Another important factor is the structural design of the project. Based on the wind zone that the site is located in, an increase of up to Rs 0.4 million-Rs 0.5 million per MW may be incurred. While this is a significant addition to the BoS cost, it is essential to incur it in order to ensure that the project is of high quality. The quality benchmark should be similarly followed at every component level including modules. In addition, it is important that the BoS supplier, the equipment supplier or the engineering, procurement and construction (EPC) company ensures environmental, health and safety (EHS) compliance and follows high quality labour practices. We ensure that every company we award a contract to follows international-level EHS practices for the well-being of its employees as well as subcontractor employees.
In terms of capital cost, a solar power plant is divided into two key parts – modules and BoS. The latter is a very important but complex aspect owing to the number of small components it involves and their impact on overall plant efficiency.
The current trend of rapidly decreasing solar power tariffs is putting immense pressure on module manufacturers and BoS suppliers. For a developer, once the tariff is locked, it is a tough task to achieve the target cost. With module prices for projects being fixed, there is immense pressure on the BoS side for cutting costs. It is essential that while achieving the target, the quality of components is not compromised. There has to be a balance between the cost, quality and reliability of the BoS component, especially considering the fact that these projects have a lifespan of 25 years.
Amongst various components, inverters are generally considered the heart of the BoS. Specifications such as the type and efficiency of the inverter play a very important role in deriving the maximum output from a solar power plant. In recent times, a number of developments have been seen in the inverter space. For instance, the size of the central inverter used in the plant has increased from 200-250 kW to as high as 2.5 MW. As per our experience, an increase in the size of the inverter leads to reduction in costs on account of a reduction in other electrical components. However, in case of a failure, using a larger capacity inverter will lead to a much higher generation loss.
An important concept with respect to inverters, which is seen in countries such as the US but is not yet prevalent in India, is the usage of 1,500 volts (V) systems. This is advantageous as one can optimise the DC losses as well as costs. In India, leaving aside a few manufacturers, most of the inverters are still at 1,000 V systems.
First Solar as a developer has undertaken a 50 MW AC project with SMA inverters in Telangana, using the 1,500 V system. A number of advantages were observed as far as overall BoS optimisation is concerned. Considering this, going forward, the industry should aim to move towards a 1,500 V system as this will provide the opportunity to further optimise overall BoS costs, without compromising on quality. At present, a significant percentage of modules are not compliant with the 1,500 V system. Additionally, there is limited availability of other components such as combiner boxes and 1,500 V system inverters. On account of these issues, the cost advantage is not yet visible in India.

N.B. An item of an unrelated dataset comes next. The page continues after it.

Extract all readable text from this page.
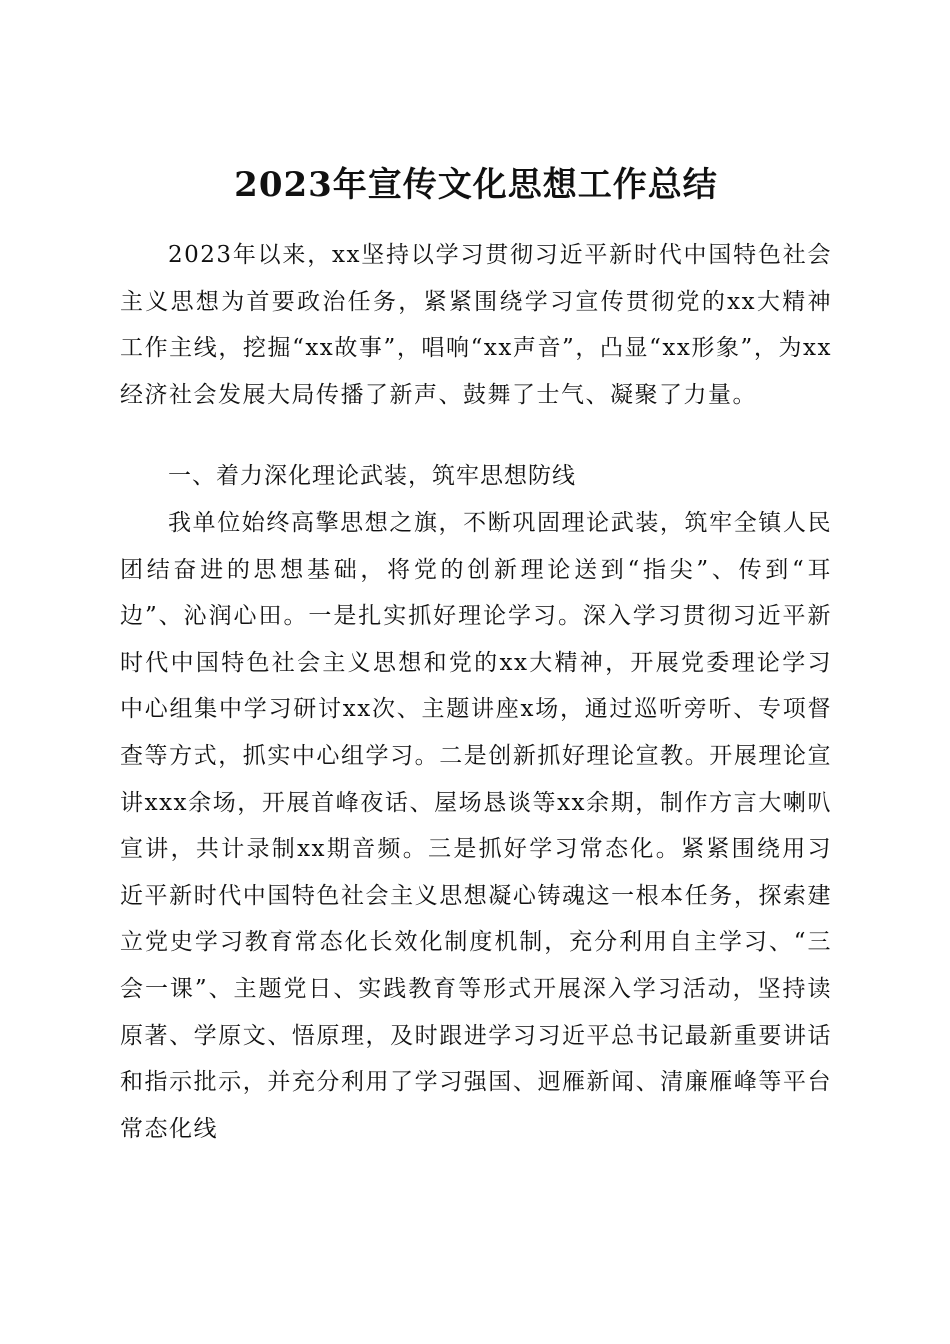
2023年宣传文化思想工作总结

2023年以来，xx坚持以学习贯彻习近平新时代中国特色社会主义思想为首要政治任务，紧紧围绕学习宣传贯彻党的xx大精神工作主线，挖掘“xx故事”，唱响“xx声音”，凸显“xx形象”，为xx经济社会发展大局传播了新声、鼓舞了士气、凝聚了力量。

一、着力深化理论武装，筑牢思想防线

我单位始终高擎思想之旗，不断巩固理论武装，筑牢全镇人民团结奋进的思想基础，将党的创新理论送到“指尖”、传到“耳边”、沁润心田。一是扎实抓好理论学习。深入学习贯彻习近平新时代中国特色社会主义思想和党的xx大精神，开展党委理论学习中心组集中学习研讨xx次、主题讲座x场，通过巡听旁听、专项督查等方式，抓实中心组学习。二是创新抓好理论宣教。开展理论宣讲xxx余场，开展首峰夜话、屋场恳谈等xx余期，制作方言大喇叭宣讲，共计录制xx期音频。三是抓好学习常态化。紧紧围绕用习近平新时代中国特色社会主义思想凝心铸魂这一根本任务，探索建立党史学习教育常态化长效化制度机制，充分利用自主学习、“三会一课”、主题党日、实践教育等形式开展深入学习活动，坚持读原著、学原文、悟原理，及时跟进学习习近平总书记最新重要讲话和指示批示，并充分利用了学习强国、迥雁新闻、清廉雁峰等平台常态化线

Another important component of BoS is mounting structures. In an effort to optimise BoS costs, the weight of mounting structures has reduced significantly. While optimisation is good, it has to be undertaken keeping in mind appropriate design and structural requirements. If the structure is not properly designed, a failure may lead to a much higher loss on account of structure costs as well as generation losses.

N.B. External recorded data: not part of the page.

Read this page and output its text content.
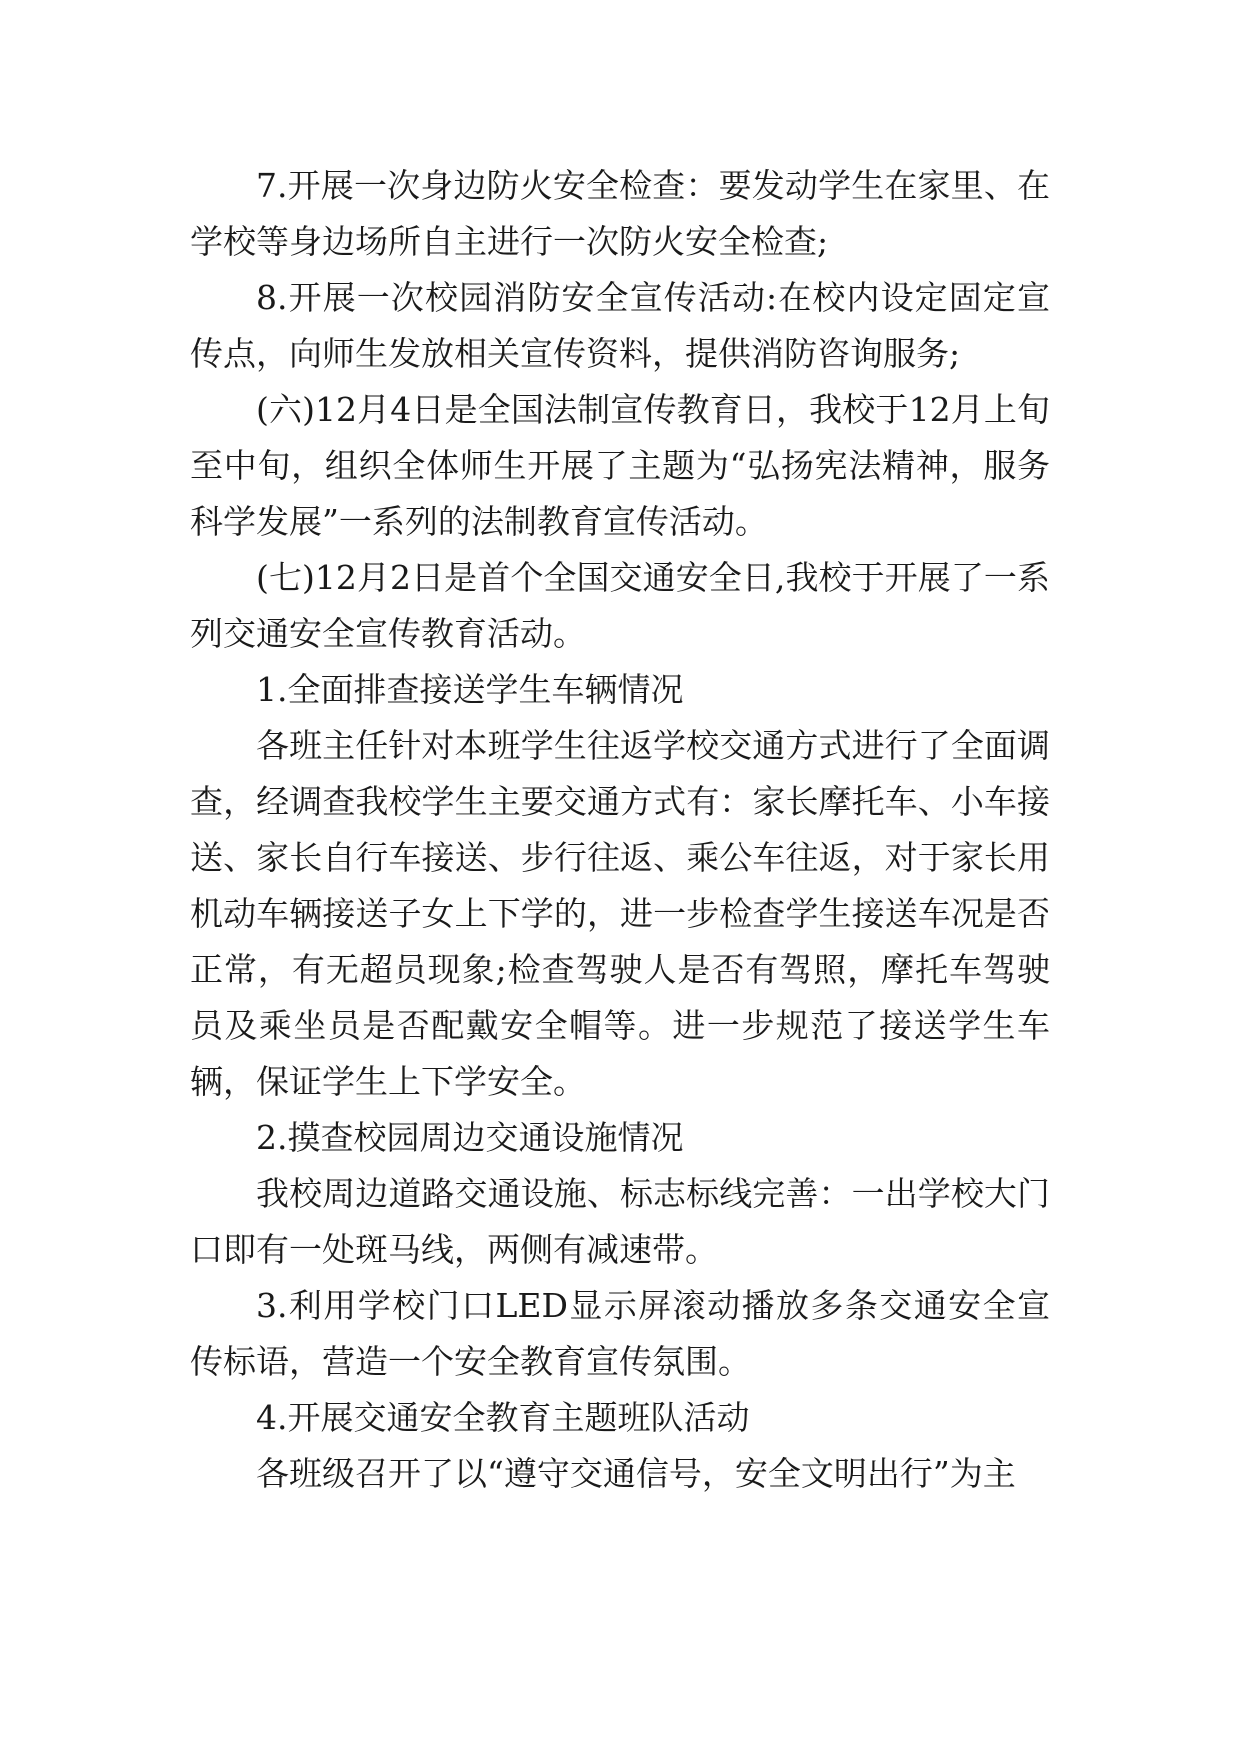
7.开展一次身边防火安全检查：要发动学生在家里、在学校等身边场所自主进行一次防火安全检查;

8.开展一次校园消防安全宣传活动:在校内设定固定宣传点，向师生发放相关宣传资料，提供消防咨询服务;

(六)12月4日是全国法制宣传教育日，我校于12月上旬至中旬，组织全体师生开展了主题为“弘扬宪法精神，服务科学发展”一系列的法制教育宣传活动。

(七)12月2日是首个全国交通安全日,我校于开展了一系列交通安全宣传教育活动。

1.全面排查接送学生车辆情况

各班主任针对本班学生往返学校交通方式进行了全面调查，经调查我校学生主要交通方式有：家长摩托车、小车接送、家长自行车接送、步行往返、乘公车往返，对于家长用机动车辆接送子女上下学的，进一步检查学生接送车况是否正常，有无超员现象;检查驾驶人是否有驾照，摩托车驾驶员及乘坐员是否配戴安全帽等。进一步规范了接送学生车辆，保证学生上下学安全。

2.摸查校园周边交通设施情况

我校周边道路交通设施、标志标线完善：一出学校大门口即有一处斑马线，两侧有减速带。

3.利用学校门口LED显示屏滚动播放多条交通安全宣传标语，营造一个安全教育宣传氛围。

4.开展交通安全教育主题班队活动

各班级召开了以“遵守交通信号，安全文明出行”为主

With respect to tracker technology, single-axis trackers are quite common, especially in the US where 80 per cent of the projects are on single-axis trackers. The trend is catching up in India as well. Single-axis tracker technology is well proven and most of the trackers have more than 99 per cent uptime. The installation of modules on trackers can provide an energy gain of up to 15-20 per cent. An important point to note is that the land requirement goes up with the use of tracker systems as they require higher row-to-row spacing as compared to fixed-tilt structures. Hence, the cost of land may become a constraint in using trackers in a project. Lastly, there is a need for improving the supervisory control and data acquisition (SCADA) system. At present, we are lagging in terms of real analytical capability. In order to improve the efficiency of projects, it is essential to install a good SCADA system that can provide a comprehensive analysis and comparison at the inverter, string and input levels.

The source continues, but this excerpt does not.